Although security experts first issued a warning against cross-site scripting in February, security experts believe that dozens of sites may still be vulnerable to the attack.
Baker said he first notified Schwab of its vulnerability in late August. Although he exchanged several emails with Schwab about the problem, the company did not fix the problem, he said.
"The flaws still exist, and I have no reason to believe that they are in the process of being fixed," Baker said in his advisory on Bugtraq. "Schwab should strive to fix problems when given (four)-month advance notice. They should raise their ethical standards to alert their paying customers whenever a system vulnerability is reported."
But Schwab spokesman Greg Gable said the company has been working as quickly as possible to address the problem. After being notified of the vulnerability in August, Schwab took some minor steps to protect customers, he said. And Schwab plans to completely close the vulnerability by early next year via a computer change, he said.
"We take security issues extremely seriously," Gable said. "We take aggressive steps to minimize the risk."
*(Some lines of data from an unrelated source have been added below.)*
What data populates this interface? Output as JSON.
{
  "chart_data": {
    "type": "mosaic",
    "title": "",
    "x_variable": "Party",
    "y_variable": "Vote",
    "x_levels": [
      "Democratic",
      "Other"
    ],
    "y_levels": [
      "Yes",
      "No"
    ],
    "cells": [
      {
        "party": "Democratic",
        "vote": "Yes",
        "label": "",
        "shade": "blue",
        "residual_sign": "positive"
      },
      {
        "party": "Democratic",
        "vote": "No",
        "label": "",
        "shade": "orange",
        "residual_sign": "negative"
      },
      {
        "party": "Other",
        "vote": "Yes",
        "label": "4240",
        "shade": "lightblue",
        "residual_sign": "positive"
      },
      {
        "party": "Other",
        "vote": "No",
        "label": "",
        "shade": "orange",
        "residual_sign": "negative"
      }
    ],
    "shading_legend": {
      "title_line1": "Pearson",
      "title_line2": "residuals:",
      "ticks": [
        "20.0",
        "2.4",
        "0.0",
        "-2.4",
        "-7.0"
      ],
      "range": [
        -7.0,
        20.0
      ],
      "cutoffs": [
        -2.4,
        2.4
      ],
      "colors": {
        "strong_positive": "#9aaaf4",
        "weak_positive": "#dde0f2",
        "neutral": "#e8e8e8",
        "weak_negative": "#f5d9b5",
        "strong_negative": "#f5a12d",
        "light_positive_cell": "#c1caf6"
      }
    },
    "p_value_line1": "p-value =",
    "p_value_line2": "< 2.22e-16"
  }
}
But Gable played down the risk for customers, calling it a "very, very narrow possibility." Gable said the delay in closing the vulnerability had to do with balancing the ease of use of the site and the need to test the fix before implementing it.
"With a large system and a large customer base, we need to test thoroughly," he said.
Cross-site scripting allows hackers to run dangerous code within a Net user's browser or email client. Basically an attack on a Schwab user could allow the hacker to have access to all of the customer's account actions--such as buying and selling stocks or transferring funds while the customer was logged on to his account.